Finalmente, Sadie se levantó de su asiento, captando la atención de Emily.

— Iré —afirmó, con determinación—. Pero sé que no será sencillo.

— Bien, te llevo —pasó las yemas de los dedos por su mejilla, borrando cualquier rastro de humedad—. Solo tienes que entrar, tomar lo que te pertenece de su recuerdo y regresar.

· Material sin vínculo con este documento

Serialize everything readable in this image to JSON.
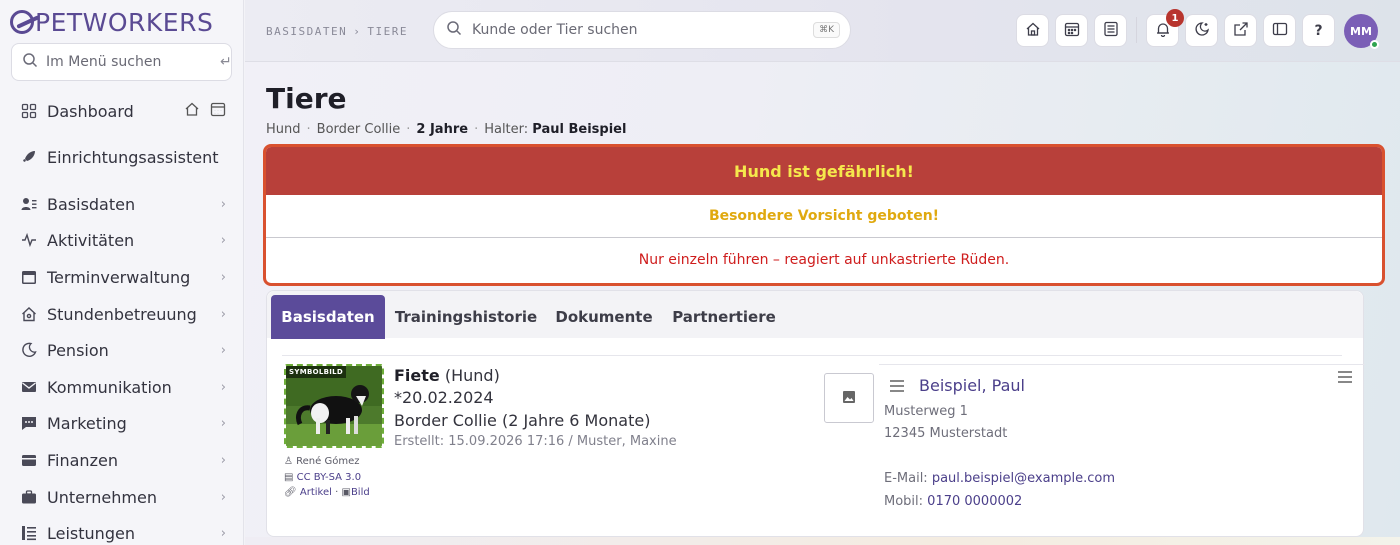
{
  "app": {
    "logo_text": "PETWORKERS"
  },
  "sidebar": {
    "search_placeholder": "Im Menü suchen",
    "items": [
      {
        "label": "Dashboard",
        "icon": "grid-icon"
      },
      {
        "label": "Einrichtungsassistent",
        "icon": "rocket-icon"
      },
      {
        "label": "Basisdaten",
        "icon": "users-list-icon"
      },
      {
        "label": "Aktivitäten",
        "icon": "activity-icon"
      },
      {
        "label": "Terminverwaltung",
        "icon": "calendar-icon"
      },
      {
        "label": "Stundenbetreuung",
        "icon": "house-icon"
      },
      {
        "label": "Pension",
        "icon": "moon-icon"
      },
      {
        "label": "Kommunikation",
        "icon": "mail-icon"
      },
      {
        "label": "Marketing",
        "icon": "chat-icon"
      },
      {
        "label": "Finanzen",
        "icon": "wallet-icon"
      },
      {
        "label": "Unternehmen",
        "icon": "briefcase-icon"
      },
      {
        "label": "Leistungen",
        "icon": "list-icon"
      }
    ]
  },
  "header": {
    "breadcrumb": [
      "BASISDATEN",
      "TIERE"
    ],
    "search_placeholder": "Kunde oder Tier suchen",
    "search_shortcut": "⌘K",
    "notification_count": "1",
    "avatar_initials": "MM"
  },
  "page": {
    "title": "Tiere",
    "species": "Hund",
    "breed": "Border Collie",
    "age": "2 Jahre",
    "owner_label": "Halter:",
    "owner_name": "Paul Beispiel"
  },
  "alert": {
    "headline": "Hund ist gefährlich!",
    "subline": "Besondere Vorsicht geboten!",
    "message": "Nur einzeln führen – reagiert auf unkastrierte Rüden."
  },
  "tabs": [
    "Basisdaten",
    "Trainingshistorie",
    "Dokumente",
    "Partnertiere"
  ],
  "pet": {
    "photo_tag": "SYMBOLBILD",
    "name": "Fiete",
    "species_paren": "(Hund)",
    "birthdate": "*20.02.2024",
    "breed_age": "Border Collie (2 Jahre 6 Monate)",
    "created": "Erstellt: 15.09.2026 17:16 / Muster, Maxine",
    "credit_author": "René Gómez",
    "credit_license": "CC BY-SA 3.0",
    "credit_article": "Artikel",
    "credit_sep": "·",
    "credit_image": "Bild"
  },
  "owner": {
    "name": "Beispiel, Paul",
    "street": "Musterweg 1",
    "city": "12345 Musterstadt",
    "email_label": "E-Mail:",
    "email": "paul.beispiel@example.com",
    "mobile_label": "Mobil:",
    "mobile": "0170 0000002"
  }
}
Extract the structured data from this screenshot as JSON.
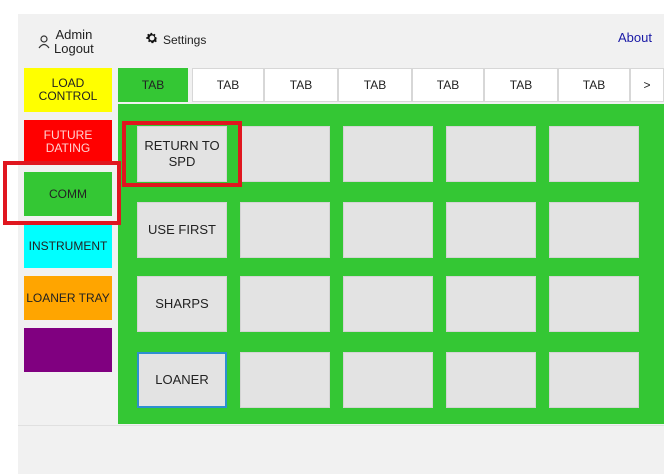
{
  "header": {
    "user_name": "Admin",
    "logout_label": "Logout",
    "settings_label": "Settings",
    "about_label": "About"
  },
  "sidebar": {
    "items": [
      {
        "label": "LOAD CONTROL",
        "color": "#ffff00"
      },
      {
        "label": "FUTURE DATING",
        "color": "#ff0000"
      },
      {
        "label": "COMM",
        "color": "#34c734"
      },
      {
        "label": "INSTRUMENT",
        "color": "#00ffff"
      },
      {
        "label": "LOANER TRAY",
        "color": "#ffa500"
      },
      {
        "label": "",
        "color": "#800080"
      }
    ]
  },
  "tabs": {
    "items": [
      "TAB",
      "TAB",
      "TAB",
      "TAB",
      "TAB",
      "TAB",
      "TAB"
    ],
    "active_index": 0,
    "more_label": ">"
  },
  "grid": {
    "rows": [
      [
        "RETURN TO SPD",
        "",
        "",
        "",
        ""
      ],
      [
        "USE FIRST",
        "",
        "",
        "",
        ""
      ],
      [
        "SHARPS",
        "",
        "",
        "",
        ""
      ],
      [
        "LOANER",
        "",
        "",
        "",
        ""
      ]
    ],
    "selected": "LOANER"
  },
  "colors": {
    "accent_green": "#34c734",
    "highlight_red": "#e0161f",
    "link_blue": "#1a1aa6"
  }
}
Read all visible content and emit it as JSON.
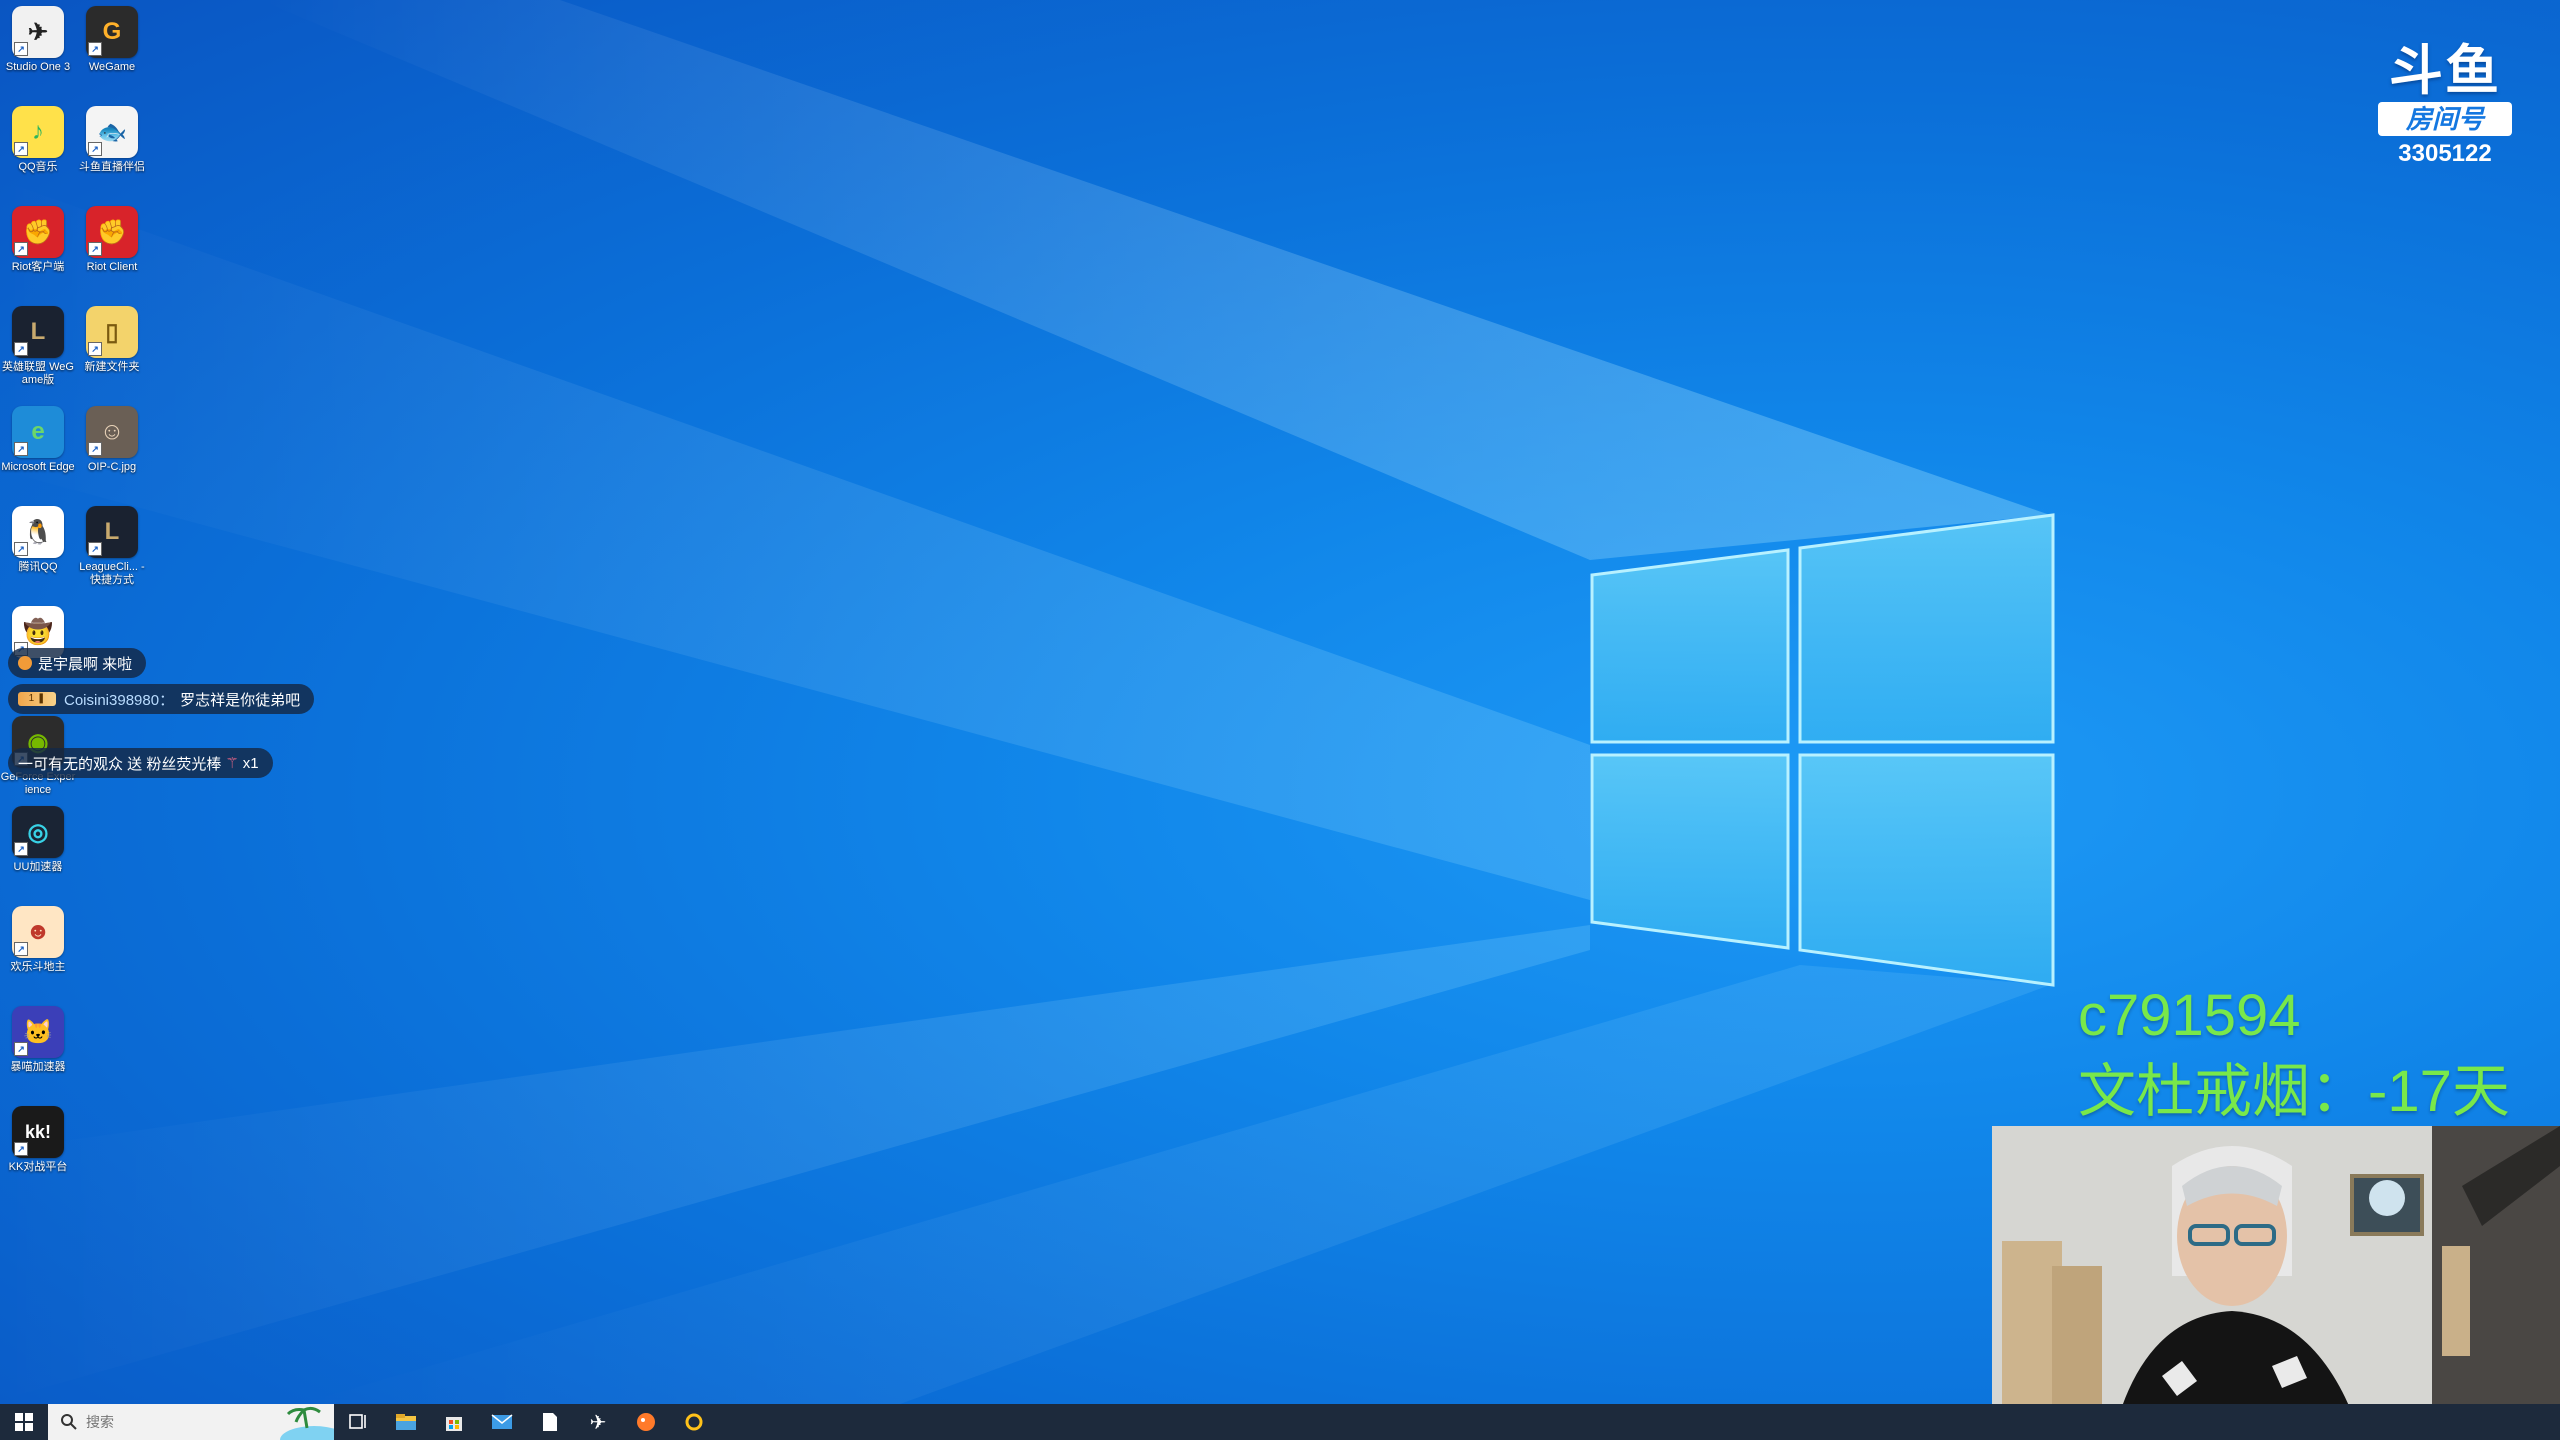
{
  "desktop": {
    "icons": [
      {
        "label": "Studio One 3",
        "icon": "studio-one-icon",
        "color": "#f1f1f1",
        "text": "#222",
        "glyph": "✈"
      },
      {
        "label": "WeGame",
        "icon": "wegame-icon",
        "color": "#2b2b2b",
        "text": "#ffb12a",
        "glyph": "G"
      },
      {
        "label": "QQ音乐",
        "icon": "qq-music-icon",
        "color": "#ffe14a",
        "text": "#2db55d",
        "glyph": "♪"
      },
      {
        "label": "斗鱼直播伴侣",
        "icon": "douyu-companion-icon",
        "color": "#f4f4f4",
        "text": "#ff6a2a",
        "glyph": "🐟"
      },
      {
        "label": "Riot客户端",
        "icon": "riot-client-cn-icon",
        "color": "#d8232a",
        "text": "#fff",
        "glyph": "✊"
      },
      {
        "label": "Riot Client",
        "icon": "riot-client-icon",
        "color": "#d8232a",
        "text": "#fff",
        "glyph": "✊"
      },
      {
        "label": "英雄联盟 WeGame版",
        "icon": "league-wegame-icon",
        "color": "#1a2230",
        "text": "#c8aa6e",
        "glyph": "L"
      },
      {
        "label": "新建文件夹",
        "icon": "new-folder-icon",
        "color": "#f3d36b",
        "text": "#7a5a10",
        "glyph": "▯"
      },
      {
        "label": "Microsoft Edge",
        "icon": "edge-icon",
        "color": "#1e8cd8",
        "text": "#6bd66b",
        "glyph": "e"
      },
      {
        "label": "OIP-C.jpg",
        "icon": "image-file-icon",
        "color": "#6a5f55",
        "text": "#e8d2b8",
        "glyph": "☺"
      },
      {
        "label": "腾讯QQ",
        "icon": "qq-icon",
        "color": "#ffffff",
        "text": "#111",
        "glyph": "🐧"
      },
      {
        "label": "LeagueCli... - 快捷方式",
        "icon": "league-client-icon",
        "color": "#1a2230",
        "text": "#c8aa6e",
        "glyph": "L"
      },
      {
        "label": "",
        "icon": "partial-app-icon",
        "color": "#ffffff",
        "text": "#d33",
        "glyph": "🤠"
      },
      {
        "label": "GeForce Experience",
        "icon": "geforce-icon",
        "color": "#2c2c2c",
        "text": "#76b900",
        "glyph": "◉"
      },
      {
        "label": "UU加速器",
        "icon": "uu-accelerator-icon",
        "color": "#1a2434",
        "text": "#38d2e6",
        "glyph": "◎"
      },
      {
        "label": "欢乐斗地主",
        "icon": "doudizhu-icon",
        "color": "#ffe6c4",
        "text": "#c0392b",
        "glyph": "☻"
      },
      {
        "label": "暴喵加速器",
        "icon": "baomiao-accelerator-icon",
        "color": "#3b3fb8",
        "text": "#fff",
        "glyph": "🐱"
      },
      {
        "label": "KK对战平台",
        "icon": "kk-platform-icon",
        "color": "#1a1a1a",
        "text": "#fff",
        "glyph": "kk!"
      }
    ]
  },
  "chat": {
    "messages": [
      {
        "text": "是宇晨啊 来啦"
      },
      {
        "badge": "⁠1 ❚",
        "user": "Coisini398980：",
        "text": "罗志祥是你徒弟吧"
      },
      {
        "text": "一可有无的观众 送 粉丝荧光棒",
        "count": "x1"
      }
    ]
  },
  "douyu": {
    "brand": "斗鱼",
    "room_label": "房间号",
    "room_number": "3305122"
  },
  "overlay": {
    "line1": "c791594",
    "line2": "文杜戒烟：-17天"
  },
  "taskbar": {
    "search_placeholder": "搜索",
    "pinned": [
      "task-view-icon",
      "file-explorer-icon",
      "store-icon",
      "mail-icon",
      "document-icon",
      "studio-one-icon",
      "douyu-companion-icon",
      "wegame-icon"
    ]
  },
  "colors": {
    "overlay_green": "#79e84a",
    "taskbar": "#1d2a3c",
    "wallpaper_blue": "#1187ea"
  }
}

Las palabras eran fáciles de decir, pero flotaban en el aire, llenas de dudas, mientras su mente se debatía sobre si era lo correcto. No se apresuraron a salir. Se quedaron unos minutos más en la cocina, donde la conversación se llenó de palabras reconfortantes por parte de Emily, mientras el aroma a café llenaba el aire, envolviéndolas en una sensación de calma momentánea.

Sadie se sonó la nariz antes de tomar un sorbo de su taza, sintiendo cómo el vapor quemaba ligeramente su piel.

— ¿Aún tienes la televisión vieja en el sótano? —preguntó Emily, recibiendo como respuesta solo un pulgar arriba—. Bien, perfecto... Consigue las grabaciones. Recuerdo que siempre las guardaba en la caja bajo su cama. Quizás tengan algo de polvo. Adelaide al final no usó tanto la cámara.

Sadie no se molestó en contestar, su mente atrapada en otro escenario. Imaginaba estar en la habitación de la fallecida, observando ese espacio que alguna vez estuvo lleno de risas juveniles y conversaciones sobre futuros prometedores. Un vacío se instaló en su pecho, amenazando con asfixiarla. El pánico, como un enemigo invisible, se apoderó de ella, convirtiéndose en un obstáculo que dificultaba cada uno de sus pasos.